Each target directory contains 'data', 'contigs', and 'kmers' directories.
- data - Contains the extracted reference-aligned reads from this target region as well as the kmers created from these extracted reads.
- contigs - Contains a directory for each contig that was created, which contains the contig sequence in fasta format, and the reads used to assemble the contig in fastq format. The BLAT results are also stored with formatted output if a SV was called.
- kmers - Contains the file with all the sample-only kmer sequences and how many reads in which it was contained as well as a file with the kmers and read ids that were used in assembling each contig.

Final output

When the program completes, the final output files are directed into a directory labeled 'output' within the specified analysis directory.
Summary file
- A summary file labeled <analysis_name>_summary.out contains columns: Target name, number of contigs assembled, total number of variants detected, number of indels, number of inversions and tandem duplications, number of translocations, and a list of translocation gene partners.
Output for each SV type are put in respective tab-delimited files, labeled <analysis_name>_<indel,trl,inv_rearrangement,td_rearrangement>_svs.out
- The columns are:
  - Target_Name - Target region name
  - SV_type - Rearrangement type (rearrangement, indel)
  - SV_subtype - Rearrangement subtype (trl, inversion, tandem duplication)
  - Description - Description of the indel (I5 = Insertion of 5 base pairs, D5 = deletion of 5 base pairs)
  - All_genomic_breakpoints - All the genomic breakpoints for the structural variant event.
  - Target_genomic_breakpoints - Breakpoints only within the target region.
  - Split_read_counts - Number of assembled reads that cover the assembled contig at the inferred breakpoint.
  - Discordant_read_counts - Number of discordantly-mapped paired-end reads that support the event (Not applicable to indels).
  - Read_depth_at_genomic_breakpoints - Depth of coverage at the inferred breakpoints.
  - Align_cigar - Cigar formatted string to indicate realignment to the reference sequence.
  - Strands - Strands the contig sequence realigned to on the reference sequence.
  - Total_mismatches - Number of base pairs that were mismatched in the realignment to the reference sequence.
  - Realignment_uniqueness - Uniqueness metric for the realignment.
  - Contig_ID - Contig ID
  - Contig_length - Number of base pairs in the contig sequence.
  - Contig_sequence - Contig sequence.
  - Filtered - Boolean field to indicate if the variant passed basic filtering criteria.

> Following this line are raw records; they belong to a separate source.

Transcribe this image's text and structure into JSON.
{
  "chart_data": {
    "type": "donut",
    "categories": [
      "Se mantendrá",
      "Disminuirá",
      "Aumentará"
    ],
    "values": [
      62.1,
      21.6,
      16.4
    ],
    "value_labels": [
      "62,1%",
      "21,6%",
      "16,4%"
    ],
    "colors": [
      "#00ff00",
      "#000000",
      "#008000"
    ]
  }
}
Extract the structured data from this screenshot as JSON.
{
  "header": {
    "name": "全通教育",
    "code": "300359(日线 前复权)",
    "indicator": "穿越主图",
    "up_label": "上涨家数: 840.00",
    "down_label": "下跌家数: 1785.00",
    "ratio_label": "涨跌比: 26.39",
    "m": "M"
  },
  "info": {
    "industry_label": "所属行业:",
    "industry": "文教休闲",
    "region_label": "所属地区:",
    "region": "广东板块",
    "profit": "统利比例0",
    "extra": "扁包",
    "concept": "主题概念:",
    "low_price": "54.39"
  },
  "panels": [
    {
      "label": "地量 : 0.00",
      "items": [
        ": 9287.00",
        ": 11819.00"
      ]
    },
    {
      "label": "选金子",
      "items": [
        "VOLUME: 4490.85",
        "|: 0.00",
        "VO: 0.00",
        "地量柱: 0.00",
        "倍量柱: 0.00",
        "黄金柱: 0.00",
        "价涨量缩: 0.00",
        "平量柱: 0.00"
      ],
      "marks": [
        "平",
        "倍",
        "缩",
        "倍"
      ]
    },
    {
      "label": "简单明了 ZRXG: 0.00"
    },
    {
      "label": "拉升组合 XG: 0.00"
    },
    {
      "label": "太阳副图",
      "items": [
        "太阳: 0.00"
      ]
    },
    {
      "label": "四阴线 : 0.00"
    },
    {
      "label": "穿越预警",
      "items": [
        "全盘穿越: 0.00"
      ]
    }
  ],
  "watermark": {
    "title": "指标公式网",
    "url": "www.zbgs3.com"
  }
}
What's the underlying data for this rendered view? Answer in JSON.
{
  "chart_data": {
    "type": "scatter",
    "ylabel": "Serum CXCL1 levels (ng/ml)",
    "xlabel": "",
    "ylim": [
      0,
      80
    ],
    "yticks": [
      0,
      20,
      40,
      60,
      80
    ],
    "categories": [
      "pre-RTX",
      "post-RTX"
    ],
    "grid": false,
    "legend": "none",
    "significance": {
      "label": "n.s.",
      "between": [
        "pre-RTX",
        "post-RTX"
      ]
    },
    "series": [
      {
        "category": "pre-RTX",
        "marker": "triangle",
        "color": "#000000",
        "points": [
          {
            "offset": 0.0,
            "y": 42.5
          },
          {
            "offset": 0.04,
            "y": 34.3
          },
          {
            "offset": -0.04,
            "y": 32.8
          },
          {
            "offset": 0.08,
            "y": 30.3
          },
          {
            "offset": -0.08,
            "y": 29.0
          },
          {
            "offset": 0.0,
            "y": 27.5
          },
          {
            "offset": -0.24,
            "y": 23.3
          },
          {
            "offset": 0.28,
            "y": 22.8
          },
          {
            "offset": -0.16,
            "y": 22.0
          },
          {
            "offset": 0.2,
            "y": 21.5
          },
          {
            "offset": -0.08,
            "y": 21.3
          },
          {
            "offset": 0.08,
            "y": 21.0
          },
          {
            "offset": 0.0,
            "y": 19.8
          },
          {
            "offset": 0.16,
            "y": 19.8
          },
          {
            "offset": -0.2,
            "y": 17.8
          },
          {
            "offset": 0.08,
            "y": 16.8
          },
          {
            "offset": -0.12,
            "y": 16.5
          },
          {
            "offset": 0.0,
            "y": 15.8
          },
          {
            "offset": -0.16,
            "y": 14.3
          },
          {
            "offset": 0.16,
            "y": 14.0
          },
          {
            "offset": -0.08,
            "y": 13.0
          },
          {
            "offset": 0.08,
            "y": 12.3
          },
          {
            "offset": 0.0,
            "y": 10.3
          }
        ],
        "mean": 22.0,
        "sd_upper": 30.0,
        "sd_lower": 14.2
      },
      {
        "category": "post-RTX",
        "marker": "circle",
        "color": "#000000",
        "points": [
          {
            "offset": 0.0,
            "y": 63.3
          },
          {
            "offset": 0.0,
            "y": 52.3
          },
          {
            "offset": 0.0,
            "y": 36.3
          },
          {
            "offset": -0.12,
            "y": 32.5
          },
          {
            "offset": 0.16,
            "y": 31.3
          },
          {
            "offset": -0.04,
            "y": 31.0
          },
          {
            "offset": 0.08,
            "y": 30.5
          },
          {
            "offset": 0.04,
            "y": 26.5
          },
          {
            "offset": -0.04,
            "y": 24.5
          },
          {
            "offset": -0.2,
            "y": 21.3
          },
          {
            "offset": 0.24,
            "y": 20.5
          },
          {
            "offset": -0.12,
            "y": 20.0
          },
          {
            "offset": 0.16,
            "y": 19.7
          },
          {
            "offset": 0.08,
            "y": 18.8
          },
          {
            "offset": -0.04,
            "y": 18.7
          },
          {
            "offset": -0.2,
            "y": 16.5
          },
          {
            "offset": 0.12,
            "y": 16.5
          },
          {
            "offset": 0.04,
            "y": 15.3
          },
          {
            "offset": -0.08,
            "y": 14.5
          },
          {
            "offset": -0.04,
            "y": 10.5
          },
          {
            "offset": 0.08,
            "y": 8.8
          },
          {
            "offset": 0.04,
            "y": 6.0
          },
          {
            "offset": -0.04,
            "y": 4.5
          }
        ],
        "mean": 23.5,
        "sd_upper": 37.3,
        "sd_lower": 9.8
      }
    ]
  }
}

  - Filtered_reason - Message for filter reason if Filtered is True.
  - Filter_values - Additional information from the realignment.
Each target gene in which a SV was detected has a separate output directory (<analysis_dir>/output/<target_name>) containing formatted output specific to the target and the related reference-aligned sequence reads for the contigs that contain the structural variants detected in BAM format.